MART/2014’E DOĞRU,  SİYASET SÖYLEŞİLERİ… (3)

 

KURT :

- “BAKA ve TKDK, YEREL İMKÂNLARI VE DİNAMİKLERİ, MERKEZİ İDARENİN GÜCÜ İLE ENTEGRE OLMUŞ BİR ŞEKİLDE HAREKETE GEÇİRMEK VE KALICI BİR İŞLEYİŞ KAZANDIRMAK İÇİN OLUŞTURULDU.”

- “ISPARTA’NIN TEŞVİK SINIFLANDIRMASINDA İKİNCİ BÖLGEDE OLMASI, HEP ALEYHE VE KASITLI BİR MERKEZİ İDARE YAKLAŞIMI OLARAK,TOPLUMA EMPOZE EDİLMEYE ÇALIŞILDI…”

- “BİZ ISPARTA OLARAK; MERKEZÎ İDAREDEN NE KOPARABİLİRİZDEN ÖNCE,BİZ NE YAPABİLİRİZ, NE ÜRETEBİLİRİZ, HANGİ GÜCÜ OLUŞTURABİLİRİZİ YEREL YÖNETİMLERİMİZ VE STK’LARIMIZLA ORTAYA KOYMAMIZ LAZIM.”

- “ISPARTA’DAKİ MERMER İŞLETMELERİNİN SAHİPLERİNİN KAÇI ISPARTA’LIDIR? BU ADAMLAR, MERMERİ TOPRAĞIN ALTINDAN ÇIKARMAK İÇİN, ISPARTA’NIN KAÇINCI KALKINMA BÖLGESİNDE OLMASINI BEKLEDİLER DE, FAALİYETLERİNE BAŞLADILAR?...”

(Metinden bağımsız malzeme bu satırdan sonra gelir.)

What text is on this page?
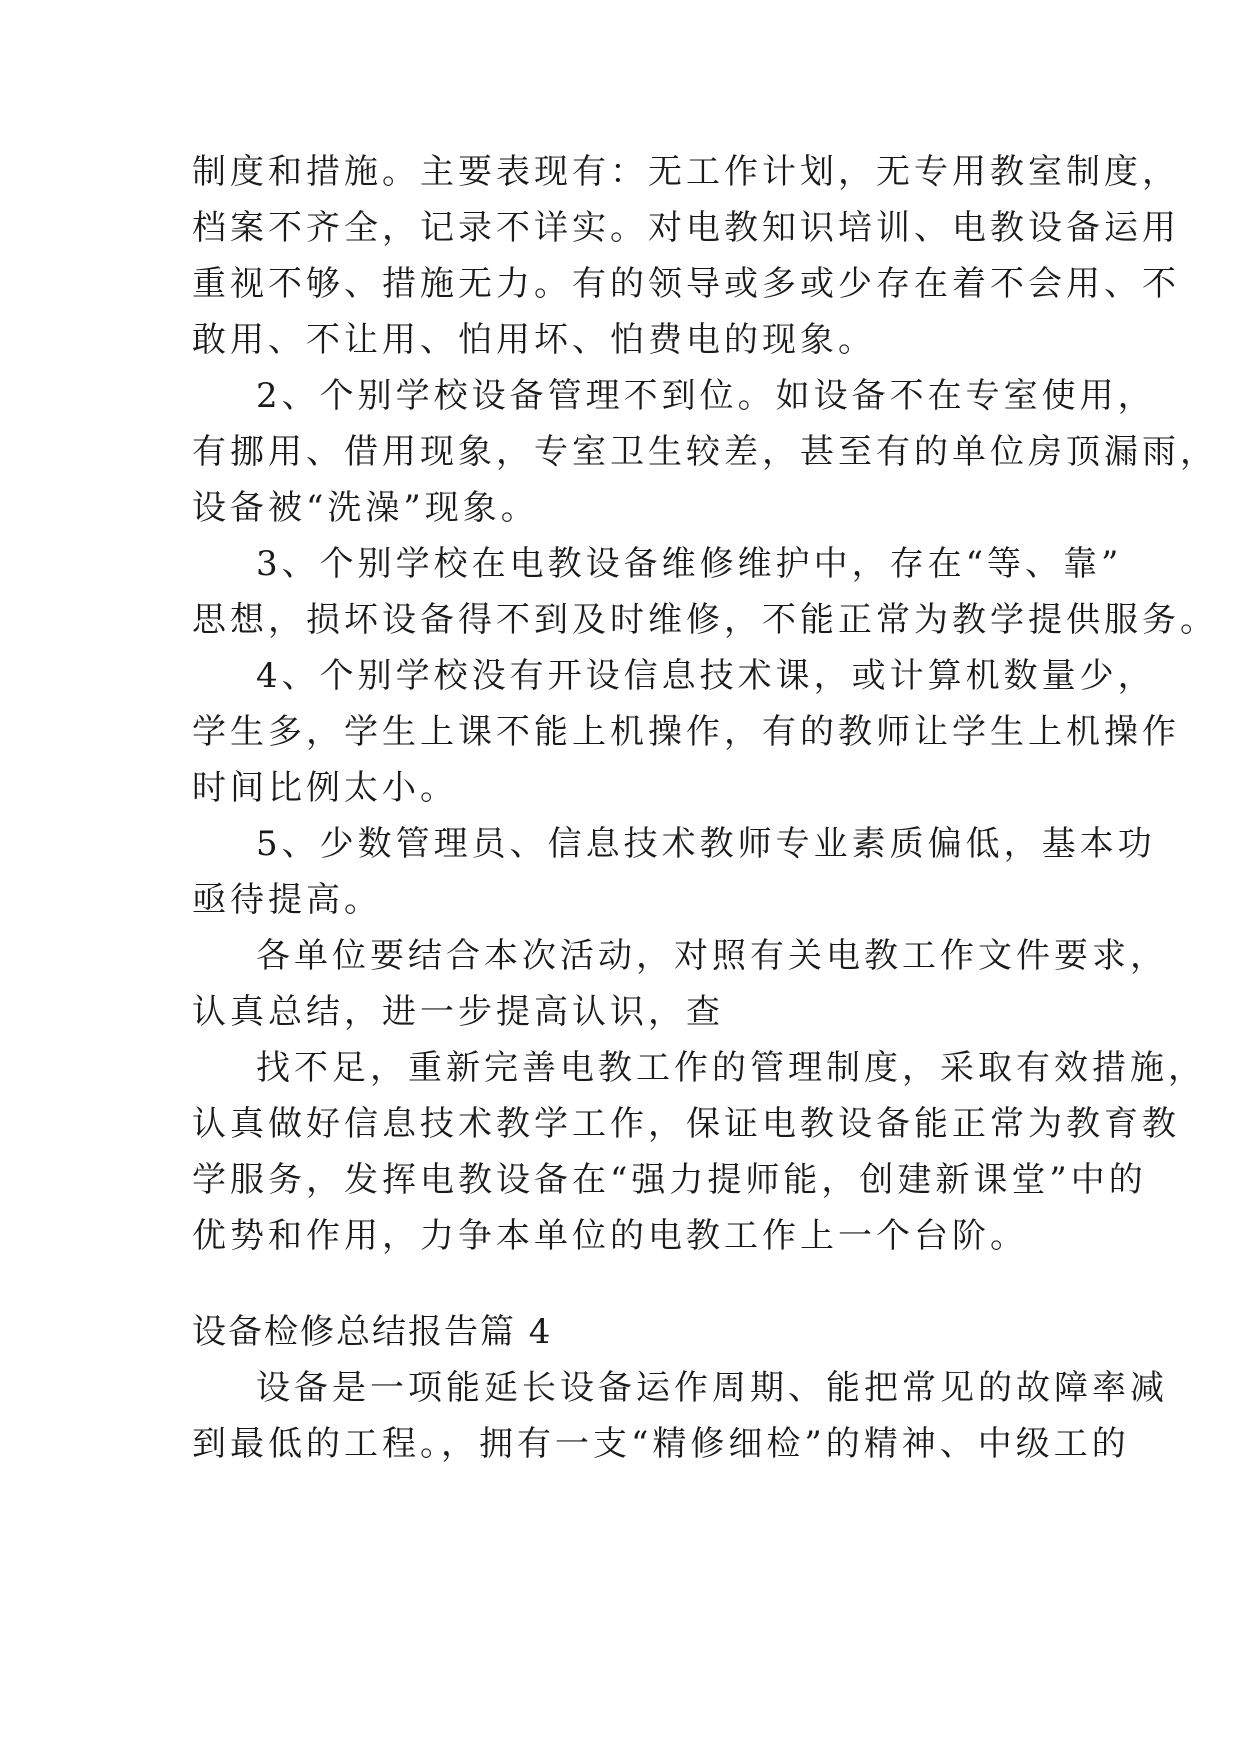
制度和措施。主要表现有：无工作计划，无专用教室制度，
档案不齐全，记录不详实。对电教知识培训、电教设备运用
重视不够、措施无力。有的领导或多或少存在着不会用、不
敢用、不让用、怕用坏、怕费电的现象。
2、个别学校设备管理不到位。如设备不在专室使用，
有挪用、借用现象，专室卫生较差，甚至有的单位房顶漏雨，
设备被“洗澡”现象。
3、个别学校在电教设备维修维护中，存在“等、靠”
思想，损坏设备得不到及时维修，不能正常为教学提供服务。
4、个别学校没有开设信息技术课，或计算机数量少，
学生多，学生上课不能上机操作，有的教师让学生上机操作
时间比例太小。
5、少数管理员、信息技术教师专业素质偏低，基本功
亟待提高。
各单位要结合本次活动，对照有关电教工作文件要求，
认真总结，进一步提高认识，查
找不足，重新完善电教工作的管理制度，采取有效措施，
认真做好信息技术教学工作，保证电教设备能正常为教育教
学服务，发挥电教设备在“强力提师能，创建新课堂”中的
优势和作用，力争本单位的电教工作上一个台阶。
设备检修总结报告篇 4
设备是一项能延长设备运作周期、能把常见的故障率减
到最低的工程。，拥有一支“精修细检”的精神、中级工的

-        “ISPARTA’NIN ESKİ VE YENİ ATANMIŞLARI; HALKIN KENDİSİ İÇİN İHTİYAÇ GÖRDÜĞÜ (ISPARTA-DEREBOĞAZI-ANTALYA DUBLE YOLU)’NUN, MERKEZİ İDARE TARAFINDAN PLANLANMASINDA, HIZLI TRENİN GÜZERGAH BELİRLENMESİNDE KATKI VE ÇABALARI OLMUŞ MUDUR?”

 

            Isparta eski milletvekilimiz sayın KURT ile yaptığımız ”Siyaset Söyleşileri” yazı dizimizin son bölümü ile karşınızdayız sevgili okuyucularım. Pazartesi günü yani, 15 Temmuz günü, Ana Muhalefet Partisinin Isparta Belediye Başkan Adayı olarak, gerek İl Başkanı ve gerekse Ana Muhalefet Partisinin Isparta Milletvekili tarafından kamuoyuna açıklanıp deklare edilen SDÜ eski Rektörü Prof. Dr. Lütfü ÇAKMAKÇI ile ikinci “SİYASET SÖYLEŞİMİZİ” gerçekleştireceğiz.

            Görüldüğü gibi, kamuoyunda adaylık için adı geçen ve de öne çıkan isimlerle,hiçbir siyasi parti ayırımı yapmaksızın, partiler üstü bir anlayışla ve tamamen objektif davranarak, siyaset söyleşilerimizi yapıyoruz… Yine yazı dizimize, bilimsel bir boyut kazandırmak için katkıda bulunan ve bulunacak olan SDÜ öğretim üyelerimiz Hakan ve Nilüfer Hocalarımız da, aynı şekilde partiler üstü bir anlayışla katkılarını yapıyor ve yapacaklar… Okuyucularımızın bundan hiç endişeleri olmasın.

***

             …Evet, biz sayın KURT’la söyleşimize kaldığımız yerden devam edelim…

             TARHAN- BAKA ve TKDK’nın Isparta’ya sağladığı imkânlar ile, SANAYİ TEŞVİKİ olayını, Isparta’nın ikinci Bölge konumunu nasıl değerlendiriyorsunuz?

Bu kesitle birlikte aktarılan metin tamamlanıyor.